“We all can’t do everything, but we can all do something”
Right now it is a chore to ingest social media or watch the news. It feels like a nonstop barrage of negativity; war, bullying, abuse, racism, sexism, poverty and deficit, a replaying of issues long thought extinguished and new issues that you’d never thought you’d have to comprehend. It’s easy to want to hide from that, as we only have so much capacity and some of what’s at our doorstep is scary or messy. We can’t bury our heads and hope that things shake out though, Because Democracy Matters.

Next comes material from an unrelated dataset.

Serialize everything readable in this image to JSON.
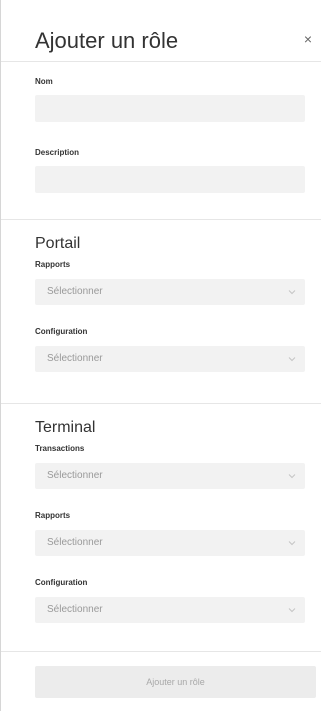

Hi, I’m Harold Moore. Over the past 10+ years I’ve led campaigns for causes and candidates from Chicago to Johannesburg and in between and have since branched out on my own to work with companies like Seventh Generation and organizations like the Sierra Club, the American Heart Association and others at the intersection of social change and technology to develop strategies that engage supporters, raise money, and demonstrate impact. That journey started about 15 years ago with Mikva at the Hothouse in the South Loop, seeing other civically minded students from all over Chicago and learning that democracy is a verb.
When I started attending Mikva events I saw myself as an unskilled, under resourced gangly 17 year old from a part of the city people don’t talk about enough. I was too shy to knock a door, much less tell my story and I’d watch speakers and educators tell us that we were the future and that we’d be in charge one day. The idea seemed bigger than I could imagine. I felt I had so little, and people were asking so much of me. I started working on campaigns and realized that I wasn’t the only person who felt this way and that when we shared our stories, our obstacles, and our hopes for a better world we could become more powerful than we ever dreamed. We could elect representatives who fought for us, we could raise the funds to provide necessary services, we could resource ourselves and our people.
Similarly, I’m older, in my early 30s and I feel that pressure anew. I have hobbies and work a *lot* of hours, and I’m hoping to start my own family soon as well. There are threats to many of my identities and to people I care about right in my face the second I open my laptop or turn on the television. It’s sometimes daunting to think about what contributions I could make that would matter. We’re rehashing fights from the 1950’s, what chance do I have? A friend offered me a quote from his faith tradition that I carry with me always: You are not obligated to complete the work, but neither are you free to desist from it. It resonates, I feel that in my spirit. I’ve been the beneficiary of many opportunities and lucky bounces and feel what I owe for that for that promise is helping others to have an easier path. Sometimes my contribution will be me sitting on a board and offering hours of my experience, resolving issues, raising funds and creating new relationships, other times that’ll be making a recurring donation not thinking about it too hard or attending a meeting and clapping loudly.
We all can’t do everything but we can all do something. Whether by showing up for your local block club, or donating to your favorite organization (I hope it’s Mikva–here’s a link) or mentoring or opening doors to marginalized people, these small somethings add up. They create structures that allow change to happen and be sustained. They remove barriers and give people smoother rides. They connect people and build confidence. When we all contribute we build community. We build possibilities. When I think about why Mikva is important it’s Because Democracy Matters, it’s because we all have the ability through action to create the world we want.